In that great drama which we call Nature, each animal plays its especial part, and He who has adjusted and regulated everything in its due order and proportion, watches with as much care over the preservation of the most repulsive insect, as over the young brood of the most brilliant bird. Each, as it comes into the world, thoroughly knows its part, and plays it the better because it is more free to obey the dictates of its instinct. There presides over this great drama of life a law as harmonious as that which regulates the movements of the heavenly bodies; and if death carries off from the scene every hour myriads of living creatures, each hour life causes new legions to rise up in order to replace them. It is a whirlwind of being, a chain without end.

This is now more fully known; whatever the animal may be, whether that which occupies the highest or the lowest place in the scale of creation, it consumes water and carbon, and albumen sustains its vital force.

Therefore, the Hand which has brought the world out of chaos, has varied the nature of this food; it has proportioned this universal nourishment to the necessities and the peculiar organization of the various species which have to derive from it the power of motion and the continuance of their lives.

The study whose aim is to make us acquainted with the kind of food adapted to each animal constitutes an interesting branch of Natural History. The bill of fare of every animal is written beforehand in indelible characters on each specific type; and these characters are less difficult for the naturalist to decipher than are palimpsests for the archæologist.

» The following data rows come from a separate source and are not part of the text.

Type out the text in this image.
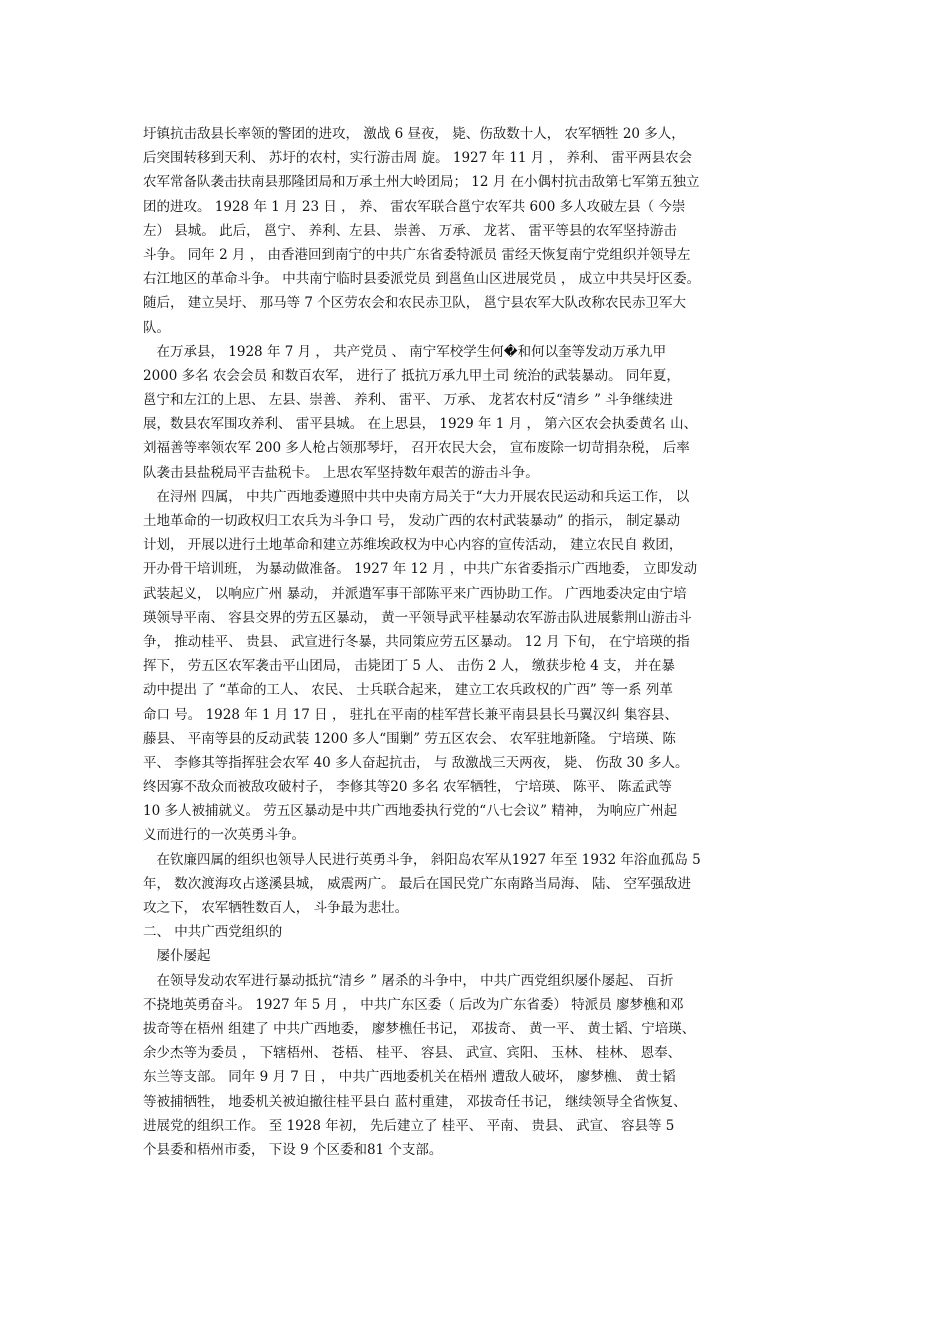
圩镇抗击敌县长率领的警团的进攻， 激战 6 昼夜， 毙、伤敌数十人， 农军牺牲 20 多人，
后突围转移到天利、 苏圩的农村，实行游击周 旋。 1927 年 11 月 ， 养利、 雷平两县农会
农军常备队袭击扶南县那隆团局和万承土州大岭团局； 12 月 在小偶村抗击敌第七军第五独立
团的进攻。 1928 年 1 月 23 日 ， 养、 雷农军联合邕宁农军共 600 多人攻破左县（ 今崇
左） 县城。 此后， 邕宁、 养利、左县、 崇善、 万承、 龙茗、 雷平等县的农军坚持游击
斗争。 同年 2 月 ， 由香港回到南宁的中共广东省委特派员 雷经天恢复南宁党组织并领导左
右江地区的革命斗争。 中共南宁临时县委派党员 到邕鱼山区进展党员 ， 成立中共吴圩区委。
随后， 建立吴圩、 那马等 7 个区劳农会和农民赤卫队， 邕宁县农军大队改称农民赤卫军大
队。
　在万承县， 1928 年 7 月 ， 共产党员 、 南宁军校学生何�和何以奎等发动万承九甲
2000 多名 农会会员 和数百农军， 进行了 抵抗万承九甲土司 统治的武装暴动。 同年夏，
邕宁和左江的上思、 左县、崇善、 养利、 雷平、 万承、 龙茗农村反“清乡 ” 斗争继续进
展，数县农军围攻养利、 雷平县城。 在上思县， 1929 年 1 月 ， 第六区农会执委黄名 山、
刘福善等率领农军 200 多人枪占领那琴圩， 召开农民大会， 宣布废除一切苛捐杂税， 后率
队袭击县盐税局平吉盐税卡。 上思农军坚持数年艰苦的游击斗争。
　在浔州 四属， 中共广西地委遵照中共中央南方局关于“大力开展农民运动和兵运工作， 以
土地革命的一切政权归工农兵为斗争口 号， 发动广西的农村武装暴动” 的指示， 制定暴动
计划， 开展以进行土地革命和建立苏维埃政权为中心内容的宣传活动， 建立农民自 救团，
开办骨干培训班， 为暴动做准备。 1927 年 12 月 ，中共广东省委指示广西地委， 立即发动
武装起义， 以响应广州 暴动， 并派遣军事干部陈平来广西协助工作。 广西地委决定由宁培
瑛领导平南、 容县交界的劳五区暴动， 黄一平领导武平桂暴动农军游击队进展紫荆山游击斗
争， 推动桂平、 贵县、 武宣进行冬暴，共同策应劳五区暴动。 12 月 下旬， 在宁培瑛的指
挥下， 劳五区农军袭击平山团局， 击毙团丁 5 人、 击伤 2 人， 缴获步枪 4 支， 并在暴
动中提出 了 “革命的工人、 农民、 士兵联合起来， 建立工农兵政权的广西” 等一系 列革
命口 号。 1928 年 1 月 17 日 ， 驻扎在平南的桂军营长兼平南县县长马翼汉纠 集容县、
藤县、 平南等县的反动武装 1200 多人“围剿” 劳五区农会、 农军驻地新隆。 宁培瑛、陈
平、 李修其等指挥驻会农军 40 多人奋起抗击， 与 敌激战三天两夜， 毙、 伤敌 30 多人。
终因寡不敌众而被敌攻破村子， 李修其等20 多名 农军牺牲， 宁培瑛、 陈平、 陈孟武等
10 多人被捕就义。 劳五区暴动是中共广西地委执行党的“八七会议” 精神， 为响应广州起
义而进行的一次英勇斗争。
　在钦廉四属的组织也领导人民进行英勇斗争， 斜阳岛农军从1927 年至 1932 年浴血孤岛 5
年， 数次渡海攻占遂溪县城， 威震两广。 最后在国民党广东南路当局海、 陆、 空军强敌进
攻之下， 农军牺牲数百人， 斗争最为悲壮。
二、 中共广西党组织的
　屡仆屡起
　在领导发动农军进行暴动抵抗“清乡 ” 屠杀的斗争中， 中共广西党组织屡仆屡起、 百折
不挠地英勇奋斗。 1927 年 5 月 ， 中共广东区委（ 后改为广东省委） 特派员 廖梦樵和邓
拔奇等在梧州 组建了 中共广西地委， 廖梦樵任书记， 邓拔奇、 黄一平、 黄士韬、宁培瑛、
余少杰等为委员 ， 下辖梧州、 苍梧、 桂平、 容县、 武宣、宾阳、 玉林、 桂林、 恩奉、
东兰等支部。 同年 9 月 7 日 ， 中共广西地委机关在梧州 遭敌人破坏， 廖梦樵、 黄士韬
等被捕牺牲， 地委机关被迫撤往桂平县白 蓝村重建， 邓拔奇任书记， 继续领导全省恢复、
进展党的组织工作。 至 1928 年初， 先后建立了 桂平、 平南、 贵县、 武宣、 容县等 5
个县委和梧州市委， 下设 9 个区委和81 个支部。
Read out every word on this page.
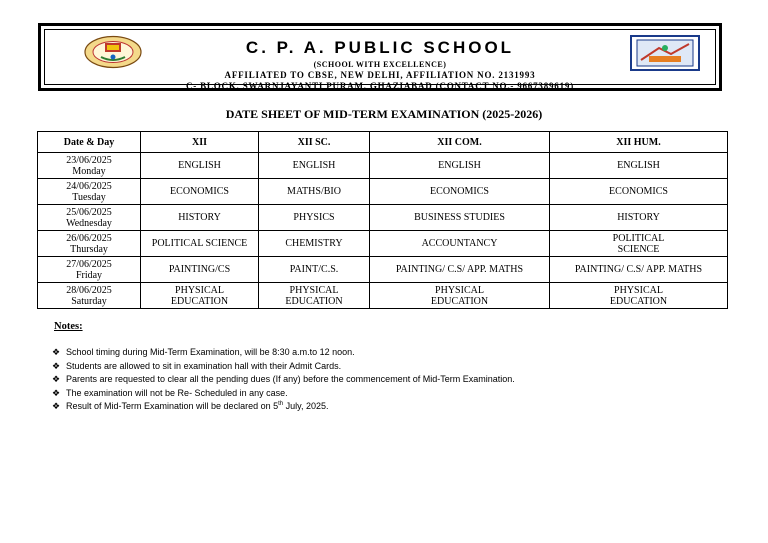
C. P. A. PUBLIC SCHOOL
(SCHOOL WITH EXCELLENCE)
AFFILIATED TO CBSE, NEW DELHI, AFFILIATION NO. 2131993
C- BLOCK, SWARNJAYANTI PURAM, GHAZIABAD (CONTACT NO.- 9667389619)
DATE SHEET OF MID-TERM EXAMINATION (2025-2026)
Date & Day	XII	XII SC.	XII COM.	XII HUM.
23/06/2025
Monday	ENGLISH	ENGLISH	ENGLISH	ENGLISH
24/06/2025
Tuesday	ECONOMICS	MATHS/BIO	ECONOMICS	ECONOMICS
25/06/2025
Wednesday	HISTORY	PHYSICS	BUSINESS STUDIES	HISTORY
26/06/2025
Thursday	POLITICAL SCIENCE	CHEMISTRY	ACCOUNTANCY	POLITICAL SCIENCE
27/06/2025
Friday	PAINTING/CS	PAINT/C.S.	PAINTING/ C.S/ APP. MATHS	PAINTING/ C.S/ APP. MATHS
28/06/2025
Saturday	PHYSICAL EDUCATION	PHYSICAL EDUCATION	PHYSICAL EDUCATION	PHYSICAL EDUCATION
Notes:
❖ School timing during Mid-Term Examination, will be 8:30 a.m.to 12 noon.
❖ Students are allowed to sit in examination hall with their Admit Cards.
❖ Parents are requested to clear all the pending dues (If any) before the commencement of Mid-Term Examination.
❖ The examination will not be Re- Scheduled in any case.
❖ Result of Mid-Term Examination will be declared on 5th July, 2025.
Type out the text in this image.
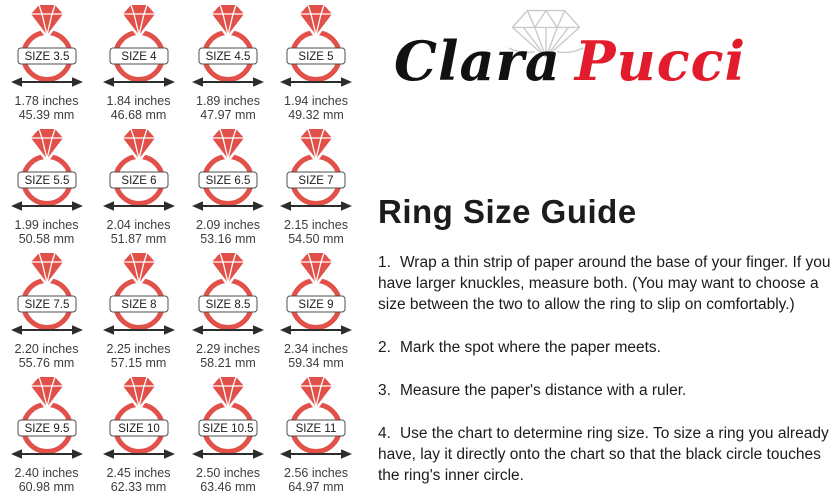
SIZE 3.5
1.78 inches
45.39 mm
SIZE 4
1.84 inches
46.68 mm
SIZE 4.5
1.89 inches
47.97 mm
SIZE 5
1.94 inches
49.32 mm
SIZE 5.5
1.99 inches
50.58 mm
SIZE 6
2.04 inches
51.87 mm
SIZE 6.5
2.09 inches
53.16 mm
SIZE 7
2.15 inches
54.50 mm
SIZE 7.5
2.20 inches
55.76 mm
SIZE 8
2.25 inches
57.15 mm
SIZE 8.5
2.29 inches
58.21 mm
SIZE 9
2.34 inches
59.34 mm
SIZE 9.5
2.40 inches
60.98 mm
SIZE 10
2.45 inches
62.33 mm
SIZE 10.5
2.50 inches
63.46 mm
SIZE 11
2.56 inches
64.97 mm
Clara Pucci
Ring Size Guide
1. Wrap a thin strip of paper around the base of your finger. If you have larger knuckles, measure both. (You may want to choose a size between the two to allow the ring to slip on comfortably.)
2. Mark the spot where the paper meets.
3. Measure the paper's distance with a ruler.
4. Use the chart to determine ring size. To size a ring you already have, lay it directly onto the chart so that the black circle touches the ring's inner circle.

Under the form of bones or scales, of feathers or shells, they show themselves in the digestive organs. It is by paying, not domiciliary, but stomachic visits, that we must be initiated into the details of this domestic economy. The bill of fare of fossil animals, though written in characters less distinct and complete, can still be very frequently read in the substance of their coprolites. We do not despair even to find some day the fishes and the crustaceans which were chased by the plesiosaurs and the ichthyosaurs, and to discover some parasitic worms which had entered with them into the convolutions of the intestines of the saurians.

Naturalists have not always studied with sufficient care the correspondence which exists between the animal and its food, although it supplies the student with information of a very valuable kind. In fact, every organized body, whether conferva or moss, insect or mammal, becomes the prey of some animal; every organic substance, sap or blood, horn or feather, flesh or bone, disappears under the teeth

of some one or other of these; and to each kind of débris correspond the instruments suitable for its assimilation. These primary relations between living beings and their alimentary regimen call forth the activity of every species.

We find, on closer examination, more than one analogy between the animal world and human society; and without much careful scrutiny, we may say that there is no social position which has not (if I may dare to use the expression) its counterpart among the lower animals.